Article in English | Scopus | ID: covidwho-2152536
ABSTRACT
The three times increase of SonyLiv viewers during the Tokyo Olympic, the 10% hike of YouTube users during the isolation era of covid-pandemic, and the 19% growth in Netflix user count due to the fastest growth of OTT, etc. have made the digital platform's mode all-time active and specific. The hourly increase of users' interactions and the e-commerce platform's desire of letting users engage on their sites are pushing researchers to shape the virtual digital web as user specific and revenue-oriented. This paper develops a deep learning-based approach for building a movie recommendation system with three main aspects (a) using a knowledge graph to embed text and meta information of movies, (b) using multi-modal information of movies like audio, visual frames, text summary, meta data information to generate movie/user representations without directly using rating information;this multi-modal representation can help in coping up with cold-start problem of recommendation system (c) a graph attention network based approach for developing regression system.

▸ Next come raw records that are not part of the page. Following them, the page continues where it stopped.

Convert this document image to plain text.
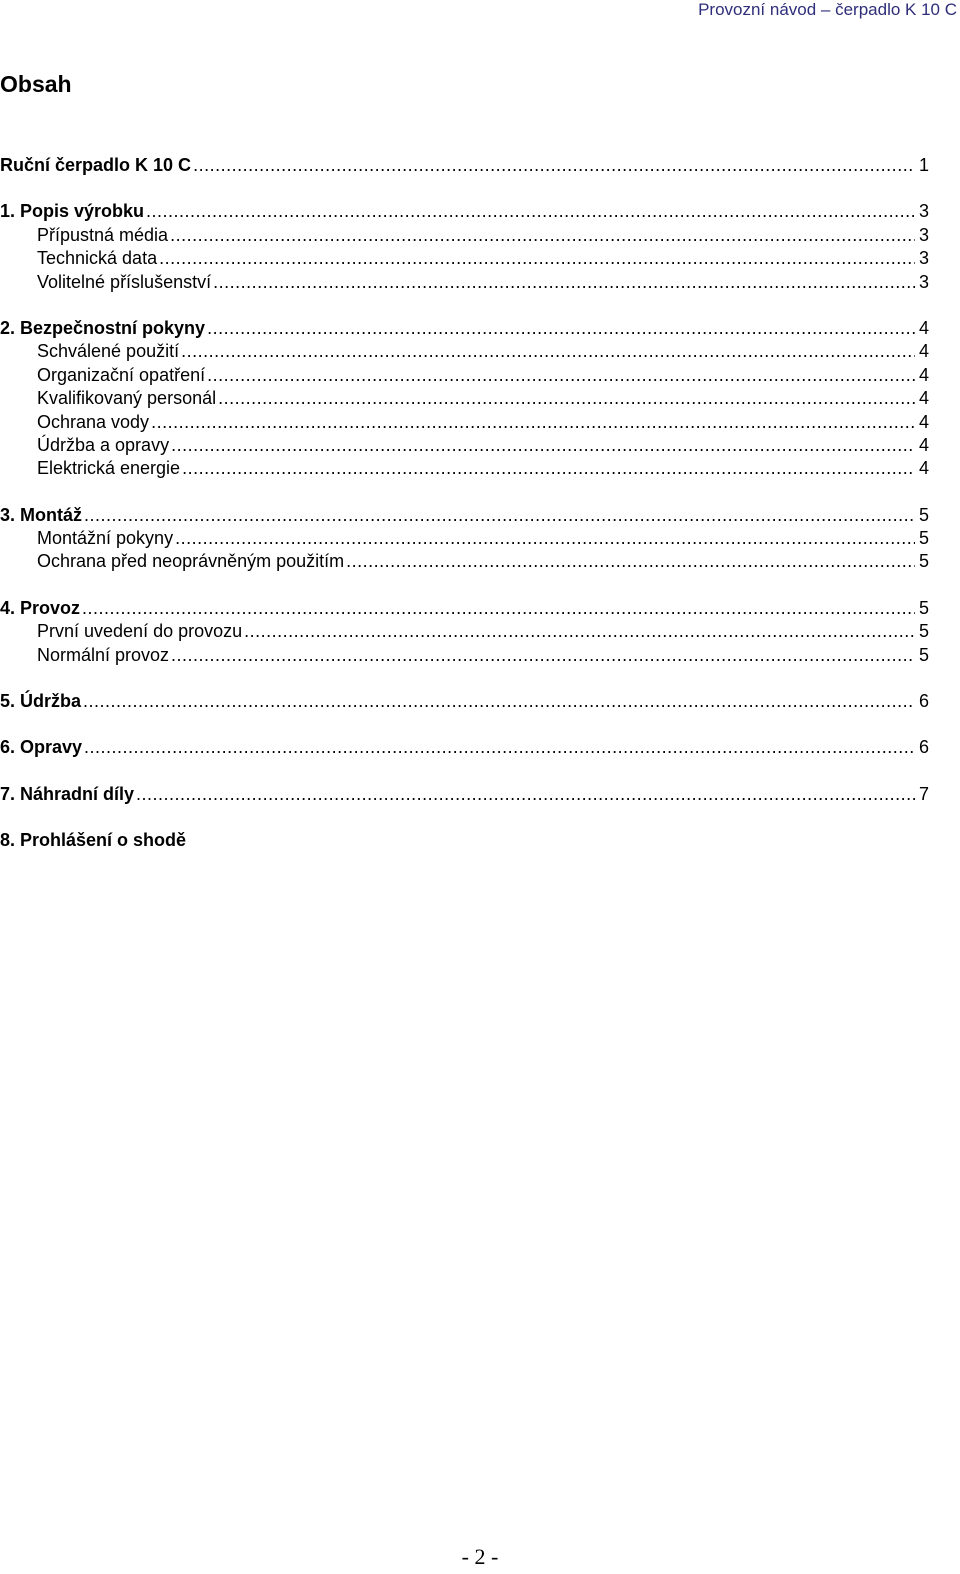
Provozní návod – čerpadlo K 10 C
Obsah
Ruční čerpadlo K 10 C .....	1
1. Popis výrobku .....	3
Přípustná média .....	3
Technická data .....	3
Volitelné příslušenství .....	3
2. Bezpečnostní pokyny .....	4
Schválené použití .....	4
Organizační opatření .....	4
Kvalifikovaný personál .....	4
Ochrana vody .....	4
Údržba a opravy .....	4
Elektrická energie .....	4
3. Montáž .....	5
Montážní pokyny .....	5
Ochrana před neoprávněným použitím .....	5
4. Provoz .....	5
První uvedení do provozu .....	5
Normální provoz .....	5
5. Údržba .....	6
6. Opravy .....	6
7. Náhradní díly .....	7
8. Prohlášení o shodě
- 2 -
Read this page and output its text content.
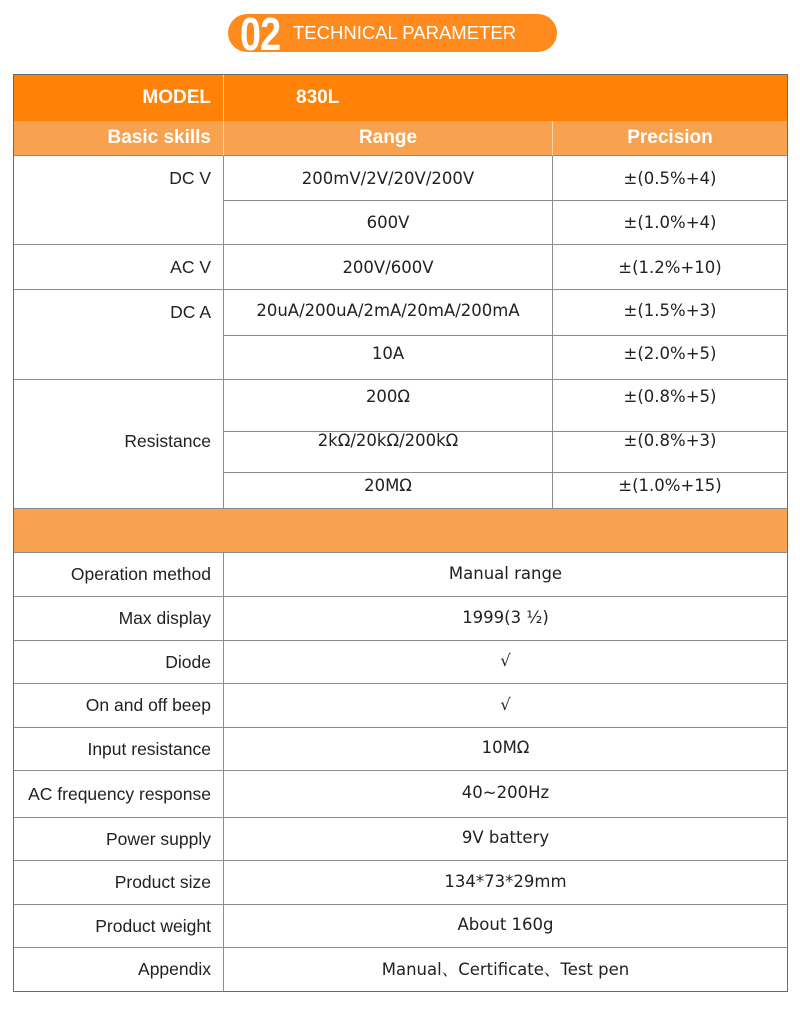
02 TECHNICAL PARAMETER
MODEL	830L
Basic skills	Range	Precision
DC V	200mV/2V/20V/200V	±(0.5%+4)
600V	±(1.0%+4)
AC V	200V/600V	±(1.2%+10)
DC A	20uA/200uA/2mA/20mA/200mA	±(1.5%+3)
10A	±(2.0%+5)
Resistance
200Ω	±(0.8%+5)
2kΩ/20kΩ/200kΩ	±(0.8%+3)
20MΩ	±(1.0%+15)
Operation method	Manual range
Max display	1999(3 ½)
Diode	√
On and off beep	√
Input resistance	10MΩ
AC frequency response	40~200Hz
Power supply	9V battery
Product size	134*73*29mm
Product weight	About 160g
Appendix	Manual、Certificate、Test pen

For meta encoding, we have built knowledge graph from the meta information of the movies directly. For movie-summary embedding, we extracted nouns, verbs, and object to build a knowledge graph with head-relation-tail relationships. A deep neural network, as well as Graph attention networks, are utilized for measuring performance in terms of RMSE score. The proposed system is tested on an extended MovieLens-100K data-set having multi-modal information. Experimental results establish that only rating-based embeddings in the current setup outperform the state-of-the-art techniques but usage of multi-modal information in embedding generation performs better than its single-modal counterparts. 1. © 2022 IEEE.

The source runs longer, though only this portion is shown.